What Happens to the Wedding Ring?

By

T:
E:

Of all the things to be sorted out during a divorce, deciding what to do with your engagement or wedding rings can be one of the most symbolic.

Studies claim to have shown that the more expensive the ring, the higher the chance of separation. This suggests that valuable rings are increasingly playing a part in divorce proceedings, but does this mean they are just something else to argue about?

The legal position is that the ring is an absolute gift to the recipient unless, at the time it was given, the giver said that they’d take it back if the wedding didn’t go ahead or the relationship failed. For obvious reasons, adding that caveat in that is not a common feature of most proposals.

In the case of an engagement ring being family heirloom, it might be felt that there is a moral obligation for it to be returned. The legal presumption still applies that when it was given it was intended as a permanent gift, but this would be something you can address in a pre or post-nuptial agreement as belonging to the giver, to be passed down as they choose.

This means that, unless stated otherwise, on divorce you get to keep the ring. If it is valuable, its worth can be taken into account as an asset you have to help you with your living expenses or costs. In assessing its value, bear in mind the ring will not be sold at the price it was bought for and you may need an expert valuation to tell you exactly what it will get. There is a significant ‘bad-luck’ discount effect associated with wedding rings sold after separation. You may prefer to get creative with what you do with your rings.

If and when to stop wearing a wedding ring, and what to do with it when you do, will be a very personal decision. What feels right will be different for everyone. There’s always the traditional option of hurling it at your ex or in the bin, probably with a few choice words and in a fit of anger. But closure and catharsis can come in many different forms and people have found multiple ways to treat their wedding rings with a bit of planning.
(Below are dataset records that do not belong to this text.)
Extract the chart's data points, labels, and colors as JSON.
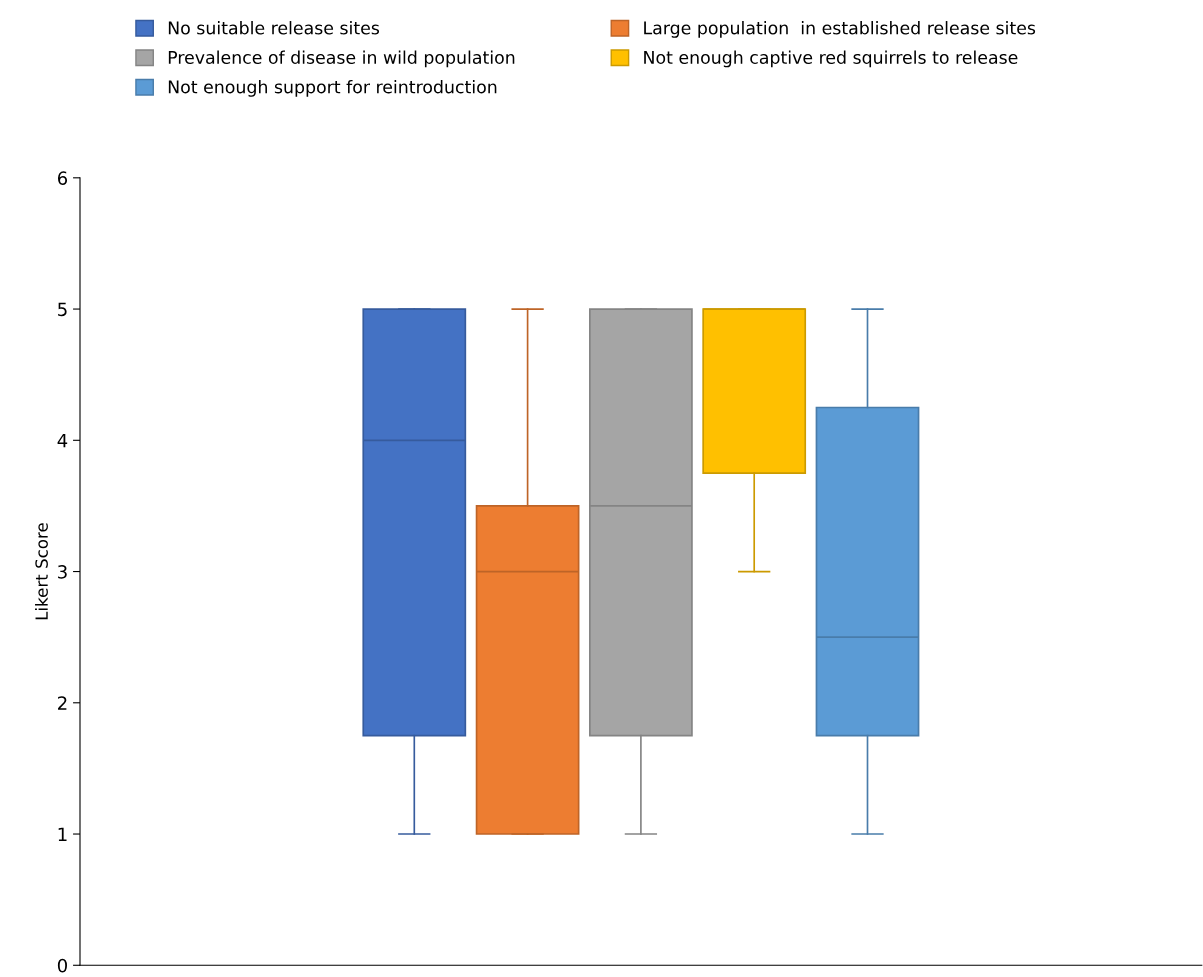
{
  "chart_data": {
    "type": "box",
    "ylabel": "Likert Score",
    "categories": [
      null
    ],
    "ylim": [
      0,
      6
    ],
    "yticks": [
      0,
      1,
      2,
      3,
      4,
      5,
      6
    ],
    "grid": false,
    "legend": "top",
    "series": [
      {
        "name": "No suitable release sites",
        "color": "#4472c4",
        "boxes": [
          {
            "low": 1,
            "q1": 1.75,
            "median": 4,
            "q3": 5,
            "high": 5
          }
        ]
      },
      {
        "name": "Large population  in established release sites",
        "color": "#ed7d31",
        "boxes": [
          {
            "low": 1,
            "q1": 1,
            "median": 3,
            "q3": 3.5,
            "high": 5
          }
        ]
      },
      {
        "name": "Prevalence of disease in wild population",
        "color": "#a5a5a5",
        "boxes": [
          {
            "low": 1,
            "q1": 1.75,
            "median": 3.5,
            "q3": 5,
            "high": 5
          }
        ]
      },
      {
        "name": "Not enough captive red squirrels to release",
        "color": "#ffc000",
        "boxes": [
          {
            "low": 3,
            "q1": 3.75,
            "median": 5,
            "q3": 5,
            "high": 5
          }
        ]
      },
      {
        "name": "Not enough support for reintroduction",
        "color": "#5b9bd5",
        "boxes": [
          {
            "low": 1,
            "q1": 1.75,
            "median": 2.5,
            "q3": 4.25,
            "high": 5
          }
        ]
      }
    ]
  }
}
Some ex-spouses swap wedding bands back, some ritually discard them together, perhaps at sea or somewhere personally significant. Donating or selling the ring for charity may feel like a positive conclusion. Some people want to retain their ring during the pain and stress of a separation as a memento of happier times. If you are keeping yours then you might want to have it altered to make it wearable in some other way, as a necklace or to remove an engraving for example, as more and more jewellers specialise in repurposing ‘divorce diamonds’. One imaginative woman was reported to have melted her partner’s ex’s ring down to make a witch’s hat monopoly piece and made her old wedding band into a little piglet statuette.